Saturday, April 28, 2018

A LAW OF NATURE - Dr. W. Jefferson Guernsey, M. D.

If additional proof is needed to confirm the truth of our belief, that the maxim " similia similibus curantur " is based upon a law of nature, we find yet another illustration of the point in an able article on Hystcro-Epilepsy by Chas. K. Mills, M. D., in the October number of the American Journal of Medical Sciences. 

One section thereof reads as follows: Brown-Sequard has shown that some lesions of the spinal cord, of the medulla oblongata and of the nerves, especially the sciatic, will determine, in lower animals, the production of an affection in which manifestations, which approach closely those of epilepsy, show themselves a certain number of days after experimental traumatism. These animals, thus rendered epileptic, are sometimes attacked with convulsions spontaneously; but it is possible also to provoke these attacks by exciting a certain region of the skin which Brown-Sequard designates as the epileptogenic zone. This zone, situated on the same side of the body as the nervous lesion, has its seat about the angle of the lower jaw and extends toward the eye and the lateral region of the neck. 

The skin of this region is a little less sensitive than that of the opposite side, but touching it most lightly provokes epileptic convulsions. The simple act of breathing or blowing on it brings about the same result. Something analogous to this epileptogenic zone has been noticed among hystero-epileptics. Simply touching the region is sufficient to provoke an attack, and this is more easily done if near the time of spontaneous seizure. 

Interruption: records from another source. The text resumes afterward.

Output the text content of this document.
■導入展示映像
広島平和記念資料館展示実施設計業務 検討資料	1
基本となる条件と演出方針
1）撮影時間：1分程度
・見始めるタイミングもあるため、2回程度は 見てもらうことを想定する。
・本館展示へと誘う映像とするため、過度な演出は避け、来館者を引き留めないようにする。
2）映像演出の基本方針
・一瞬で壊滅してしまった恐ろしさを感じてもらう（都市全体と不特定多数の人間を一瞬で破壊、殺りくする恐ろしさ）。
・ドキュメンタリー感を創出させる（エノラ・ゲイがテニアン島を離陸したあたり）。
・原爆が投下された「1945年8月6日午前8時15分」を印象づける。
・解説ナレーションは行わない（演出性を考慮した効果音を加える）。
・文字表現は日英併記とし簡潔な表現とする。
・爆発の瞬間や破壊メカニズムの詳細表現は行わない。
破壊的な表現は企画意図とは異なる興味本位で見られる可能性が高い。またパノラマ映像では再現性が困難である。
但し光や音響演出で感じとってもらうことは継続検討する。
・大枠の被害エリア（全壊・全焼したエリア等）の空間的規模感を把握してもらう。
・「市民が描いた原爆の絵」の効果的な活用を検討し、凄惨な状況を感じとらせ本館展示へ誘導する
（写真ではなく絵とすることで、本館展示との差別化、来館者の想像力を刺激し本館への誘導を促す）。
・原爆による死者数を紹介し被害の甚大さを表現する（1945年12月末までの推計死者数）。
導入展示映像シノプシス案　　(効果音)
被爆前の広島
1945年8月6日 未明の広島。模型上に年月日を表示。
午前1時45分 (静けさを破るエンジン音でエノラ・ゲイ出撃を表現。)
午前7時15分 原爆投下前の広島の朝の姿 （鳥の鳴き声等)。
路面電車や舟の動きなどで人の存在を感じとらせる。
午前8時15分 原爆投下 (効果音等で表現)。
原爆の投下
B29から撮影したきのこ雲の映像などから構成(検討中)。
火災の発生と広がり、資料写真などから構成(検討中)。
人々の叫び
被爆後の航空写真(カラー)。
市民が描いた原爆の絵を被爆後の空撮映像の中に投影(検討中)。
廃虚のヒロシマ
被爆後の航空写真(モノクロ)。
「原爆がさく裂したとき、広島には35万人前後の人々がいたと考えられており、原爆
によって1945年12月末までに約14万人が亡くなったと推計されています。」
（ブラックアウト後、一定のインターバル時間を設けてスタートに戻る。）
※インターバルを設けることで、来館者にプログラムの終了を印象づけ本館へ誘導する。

After the grave attacks, the excitability seems to be exhausted, and pressure in the zone indicated does not cause any convulsive phenomena. In some cases these zones are double—it is necessary to touch two symmetrical points in order to bring on the convulsion. Touching but one has no effect in these cases. These zones occupy diverse points of the skin and of the deeper-seated parts, and, if they vary in different patients, they always occupy the same place in the same case. They are found on the trunk exclusively, more frequently in front than behind; in front, they occupy lateral positions and are double and symmetrical; behind they are more often single and median. They exist more frequently to the left than the right, and the unilateral zones have always been met with on the left side. Ovarian pressure gives rise to spasmodic attacks; the same pressure arrests them. 

What is true of ovarian compression is equally true of all hysterogenic zones. A slight touch brings on the convulsions, which have scarcely commenced when they can be stopped by a new excitation of the same point.When a patient possesses several hysterogenic zones, the attack occasioned by an exciting of one can be arrested by acting upon another.''

The treatment of frost-bite with snow, of burns by heat, and intlammation by hot fomentations, are daily practices in the allopathic school, and although crude in their way, are, nevertheless, more successful than any other means known to them, and certainly homoeopathic in principle, as also is the temporary relief of hysteroepileptic convulsions in the manner above cited. Why will not allopaths accept the suggestions of Dame Nature, and investigate a svstem of medicine based thereon?